For the period between January 2007 and October 2011, the Erlangen team retrospectively analyzed datasets of 571 consecutive symptomatic patients (414 men, 157 women) with an intermediate likelihood for coronary artery disease. These patients showed at least one significant stenosis (> 50% lumen reduction) in CCTA and were referred for invasive catheterization.

The researchers assessed the number of false-positive diagnoses in CT angiography versus invasive angiography, as well as the respective coronary artery. The subjective underlying reasons for inaccurate interpretation were evaluated using four classifications: calcification, motion artifact, image noise, and small vessel diameter. They compared datasets with correct and incorrect interpretation with respect to differences in mean heart rate, body mass index (BMI), Agatston score, image noise, and effective radiation dose.
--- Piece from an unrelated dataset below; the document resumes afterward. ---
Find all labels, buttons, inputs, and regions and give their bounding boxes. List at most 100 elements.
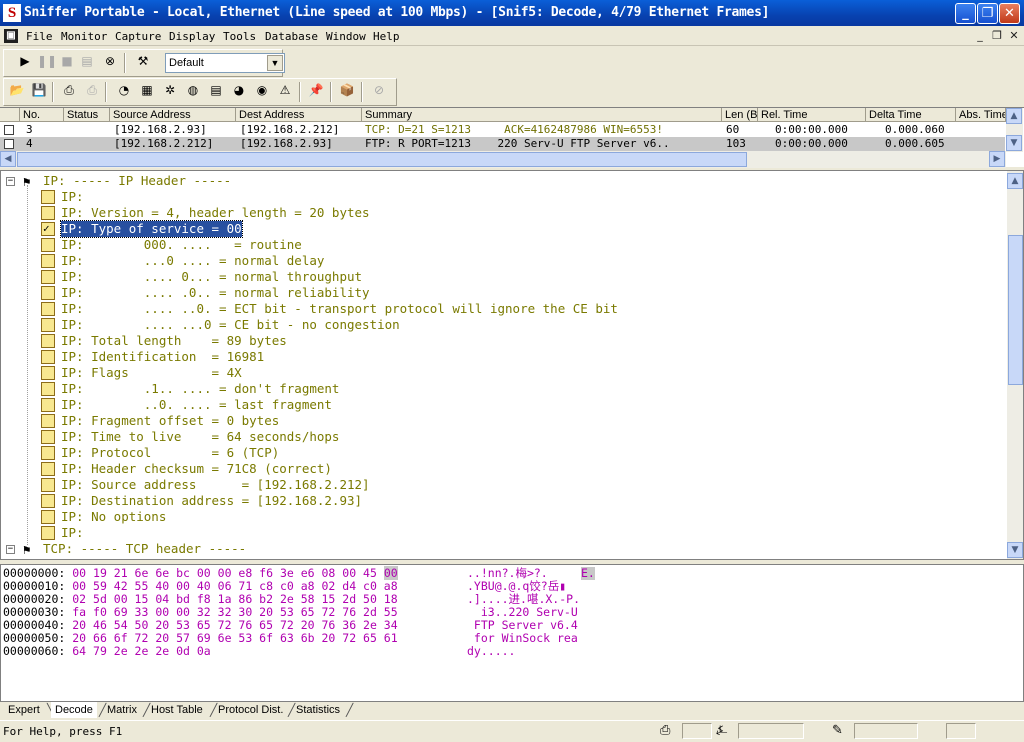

Of the 571 datasets, 48 (8%) patients (36 male, 12 female) and 128 (14%) coronary arteries showed at least one false-positive diagnosis in CCTA. Of these 128 coronary arteries, two were left main, 41 were left anterior descending, 48 were left circumflex artery, and 37 were right coronary artery. False positives were caused by calcification in 72 cases, motion artifact in 38 cases, and image noise in 10 cases, and were attributable to a small vessel diameter in seven cases.

On a vessel-based analysis, mean heart rate, BMI, Agatston score, image noise, and effective radiation dose for datasets with accurate interpretation and datasets with inaccurate interpretation, respectively, were 61 ± 10 and 61 ± 12 beats per minute, 27.7 ± 4.3 and 28.3 ± 4.9 kg/m², 497 ± 827 and 607 ± 592 (p = 0.030), 27 ± 8 and 31 ± 12 Hounsfield units (p = 0.016), and 8.7 ± 5.1 and 9.6 ± 7.5 mSv.